To make life / notation a little easier we’ve assumed the intercept is 0.

  1. The LASSO has selected variables E above for a the value of \(\lambda=0.043\) (roughly lambda.1se). What do we know about the \(E\) coordinates of \(\nabla (-\log L(\hat{\beta}|X,Y))\)? (Hint: consider the active block of the KKT conditions for the LASSO)

  2. If we had started with a model the variables E, we could have fit a model M=glm(Y ~ X[,E], family=binomial) using e.g. Newton-Raphson. Define \(\bar{\beta}_E\) to be the estimator formed by taking one Newton-Raphson step starting from \(\hat{\beta}[E]\).

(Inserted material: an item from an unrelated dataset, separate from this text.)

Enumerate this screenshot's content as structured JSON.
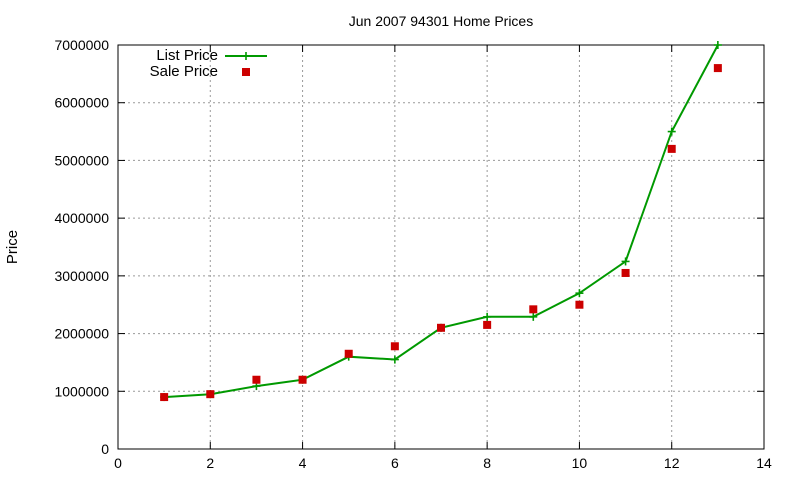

Assuming E had been fixed in advance and \(\hat{\beta}_E\) was already close to the MLE of the model M, roughly what distribution would \(\bar{\beta}_E\) have? (Again, assume \(E\) was fixed in advance here)

  3. The active block of the KKT conditions when the LASSO selects variables \(E\) with signs \(s_E\) put a constraint on \(\bar{\beta}_E\). Ignoring the inactive conditions how might you model the distribution of \(\bar{\beta}_E\) conditional on the LASSO having selected variables \(E\) with signs \(s_E\)? Use this conditional distribution to describe a test of \(H_0:\beta_E=0\) in model M.

  4. Carry out your test for the variables selected by SAheart.